Meanwhile, Sister Jude is in her office praying to St. Jude, the patron saint of hopeless causes. This is no hollow piety, either -- this woman desperately wants guidance and a righting of her ship. Frank interrupts her with word that Lana Winters is nowhere to be found -- he can only conclude that she's off grounds. Nobody thinks to tie her disappearance to Thredson leaving the hospital just now, but okay.
Jude just looks at him with an exasperated sigh, like "Hey, why not one more thing?" She sits down and tells Frank a story from her latch-key childhood. Seems she kept a baby squirrel for company (and, like, of course your worldview is gonna be incredibly pitiless like Jude's is if you invest emotionally in bastard creatures like squirrels at a young age). One day, she came home to find the squirrel dead; she'd forgotten to feed him for a couple days. So she laid him on table and prayed for hours, but when her mother came home, she simply screamed at the sight of it and threw it in the garbage. Sister Jude says her mom worked hard and came home exhausted, so she couldn't have known how cruel that was. She wailed to her mother that God didn't answer her prayers, and whiskey-swilling Mother replies, "God always answers our prayers, Judy. It's just rarely the answer we're looking for."
Throughout this whole impeccable monologue (seriously, Lange has never been better on this show), the camera has steadily pushed in on her anguished face. She tells Frank it's all over for her. He chooses not to contradict her but instead kindly tells her not to blame herself -- men will never accept a strong woman in charge. In his opinion, she never really had a chance. Why Frank! Way to buck the stereotype of your gender and working-class station in life to show an awareness of the patriarchy!

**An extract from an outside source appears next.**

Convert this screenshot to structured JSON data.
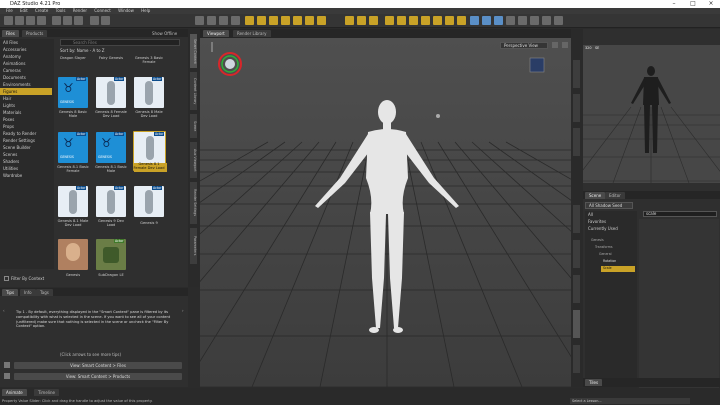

So as Sister Jude changes out of her habit and into her street clothes, becoming once again plain old Judy Martin, Arden places a cloth over Charlotte's eye and performs that sickeningly familiar spike-through-the-eye-hole procedure that has come to represent the lobotomy in our culture. Seriously, HOW DOES THAT WORK WAIT DON'T TELL ME. The music goes all crazy Douglas Sirk as the lobotomy switches to Sister Jude applying harlot-red lipstick at a dingy bar; back to the lobotomy, back to Judy Martin at the bar getting picked up by a strange man; back to the lobotomy, back to Judy lighting up a flirty cigarette. Two brand-new women being forged right before our eyes.